By Judith Ashley
This month the Genre-istas are talking about favorite heroes and heroines. Who’s mine?
His name is Ralph Harvey Rawson and he was my grandfather. I was born about two weeks before the bombing of Pearl Harbor. When my dad was drafted, my mom and I moved in with my maternal grandparents.
There is a family treasure trove of black and white pictures of me with my mini-rake and mini-shovel helping my grandfather in the vegetable garden, picking gooseberries with him, and sitting on his lap obviously telling him important news.And not just the pictures. There is a plethora of family stories. One my mom told, much to my dad's chagrin was how hurt my dad was when I would not let him even try to fix a doll I had whose arm had detached. Whenever any of my toys needed fixing, I insisted that ‘grandpa do it’.

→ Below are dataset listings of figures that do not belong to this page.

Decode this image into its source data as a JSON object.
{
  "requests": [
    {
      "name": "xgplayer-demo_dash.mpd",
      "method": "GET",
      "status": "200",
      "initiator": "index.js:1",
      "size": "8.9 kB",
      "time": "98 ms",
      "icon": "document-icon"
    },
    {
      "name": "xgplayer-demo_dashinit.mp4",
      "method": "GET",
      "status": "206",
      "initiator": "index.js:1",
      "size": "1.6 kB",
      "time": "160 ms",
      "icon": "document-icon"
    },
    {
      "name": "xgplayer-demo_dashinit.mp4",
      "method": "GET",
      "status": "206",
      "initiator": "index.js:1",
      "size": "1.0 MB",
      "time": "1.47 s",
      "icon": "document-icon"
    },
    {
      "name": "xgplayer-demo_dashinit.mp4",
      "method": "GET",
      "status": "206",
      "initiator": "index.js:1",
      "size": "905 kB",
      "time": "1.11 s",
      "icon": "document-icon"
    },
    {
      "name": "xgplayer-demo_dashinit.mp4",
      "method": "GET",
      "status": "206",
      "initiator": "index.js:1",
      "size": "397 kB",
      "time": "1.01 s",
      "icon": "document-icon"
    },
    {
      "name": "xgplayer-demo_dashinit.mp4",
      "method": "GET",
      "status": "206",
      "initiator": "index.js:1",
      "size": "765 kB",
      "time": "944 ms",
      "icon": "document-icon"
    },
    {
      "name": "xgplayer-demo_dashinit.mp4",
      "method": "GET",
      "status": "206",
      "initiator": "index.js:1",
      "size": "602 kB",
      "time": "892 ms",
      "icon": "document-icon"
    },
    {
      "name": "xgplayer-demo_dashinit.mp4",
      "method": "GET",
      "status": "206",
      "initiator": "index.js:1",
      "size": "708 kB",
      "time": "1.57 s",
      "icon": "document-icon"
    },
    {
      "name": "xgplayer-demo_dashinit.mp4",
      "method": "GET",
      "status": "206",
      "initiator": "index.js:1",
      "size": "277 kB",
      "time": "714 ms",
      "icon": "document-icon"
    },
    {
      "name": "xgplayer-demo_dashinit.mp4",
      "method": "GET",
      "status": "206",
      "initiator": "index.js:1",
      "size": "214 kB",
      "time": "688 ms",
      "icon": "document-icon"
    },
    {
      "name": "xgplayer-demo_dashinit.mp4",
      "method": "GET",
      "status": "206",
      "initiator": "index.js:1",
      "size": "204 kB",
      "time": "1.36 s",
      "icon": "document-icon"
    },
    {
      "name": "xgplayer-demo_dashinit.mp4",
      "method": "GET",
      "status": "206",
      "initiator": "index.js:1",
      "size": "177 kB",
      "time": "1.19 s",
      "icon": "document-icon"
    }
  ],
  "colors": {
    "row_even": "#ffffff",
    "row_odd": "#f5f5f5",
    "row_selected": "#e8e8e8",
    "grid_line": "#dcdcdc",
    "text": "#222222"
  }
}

He always included me – moving his Solitaire cards to the side of the small table he used so I had room to play next to him with my deck of cards. Letting me sit next to him at the breakfast table on the dictionary instead of in the highchair.
My memories of my grandfather are special ones. Everything I took to him, he fixed, every confidence I told him in secret, he kept. I knew I was special to him because he included me instead of pushing me away. He made time for his demanding little granddaughter.
I only remember him failing me once. He died the month I turned nine.I’ve often wondered what it would be like to be a heroine to someone else, to leave this life before they saw my foibles and failures, to have them look back on my part of their life and see me in the same way I still see my grandfather. One of those 'what if' moments in life that most likely will never happen.
Everyone needs a hero or heroine in their life. My wish for each of you is that you have or have had your own Ralph Harvey Rawson. My life and my memories are richer because of him.